His jaw clenches. Mine does, too.
"And in case you missed it, he had his hands on her. Our wife. And you think I'm just supposed to watch? Smile politely while he claims what's ours?"
What I don't say is that she didn't move, just stood there. And I can't tell if she was stunned or… something worse.
"Yes, I do expect you to control yourself. For our safety. For hers," Asher says, ice in every syllable.
The tension crackles like fire about to leap. And then her soft, frayed voice comes from the kitchen doorway. "Please… stop fighting."
One line and it knocks the air out of both of us.
Asher and I glance at each other. An unspoken truce settles between us.
"Someone should stay," he says. His tone shifts like he's handing me a gift wrapped in obligation. "Make sure everyone is safe here."
I almost roll my eyes. The strategic pacifier. A job framed like a choice. But I don't say anything, just nod and follow Sage as she turns to the kitchen. My hand settles on the small of her back, feeling her warmth through the fabric.
"Be careful out there," she tells Asher and the coyotes as they prep to leave.
Grunts of agreement follow, already shifting back into strategy talk.
I lead Sage deeper into the kitchen, letting the low hum of voices fade. She looks troubled, her eyes distant. The kind of quiet that says there's a whole ocean under the surface, churning with things I probably don't want to hear.

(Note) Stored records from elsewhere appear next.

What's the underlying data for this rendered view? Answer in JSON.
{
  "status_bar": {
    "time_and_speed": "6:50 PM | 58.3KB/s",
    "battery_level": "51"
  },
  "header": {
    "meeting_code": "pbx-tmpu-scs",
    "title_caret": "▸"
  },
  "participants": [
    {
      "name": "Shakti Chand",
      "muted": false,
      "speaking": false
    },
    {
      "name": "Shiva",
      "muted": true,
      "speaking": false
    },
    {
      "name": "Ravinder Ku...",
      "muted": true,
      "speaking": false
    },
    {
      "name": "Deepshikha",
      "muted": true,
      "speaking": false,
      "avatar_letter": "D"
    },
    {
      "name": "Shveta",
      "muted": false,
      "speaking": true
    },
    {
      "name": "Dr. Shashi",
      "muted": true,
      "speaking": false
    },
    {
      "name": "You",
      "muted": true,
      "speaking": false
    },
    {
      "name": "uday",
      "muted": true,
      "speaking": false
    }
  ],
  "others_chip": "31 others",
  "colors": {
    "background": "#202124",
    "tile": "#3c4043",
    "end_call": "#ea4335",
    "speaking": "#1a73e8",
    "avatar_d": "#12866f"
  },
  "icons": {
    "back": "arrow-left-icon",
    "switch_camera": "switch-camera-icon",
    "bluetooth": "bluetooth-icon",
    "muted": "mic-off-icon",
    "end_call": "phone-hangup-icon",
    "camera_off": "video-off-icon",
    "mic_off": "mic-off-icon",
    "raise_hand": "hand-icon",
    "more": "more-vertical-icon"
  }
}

I want to ask. Oh, I really do. Why didn't you move when he touched you? Why did you freeze? Was it fear? Was it something else?
But the words snag in my throat. So I do what I'm best at—I deflect.
"This is a dream honeymoon, isn't it?" I say, forcing a half-grin. "Shootouts and library duty. Real luxury package. We should sell it."
She snorts. A tiny laugh, barely there, but it's enough. Something eases in my chest. Not healed, but less raw.
I was always good at dodging the hard questions.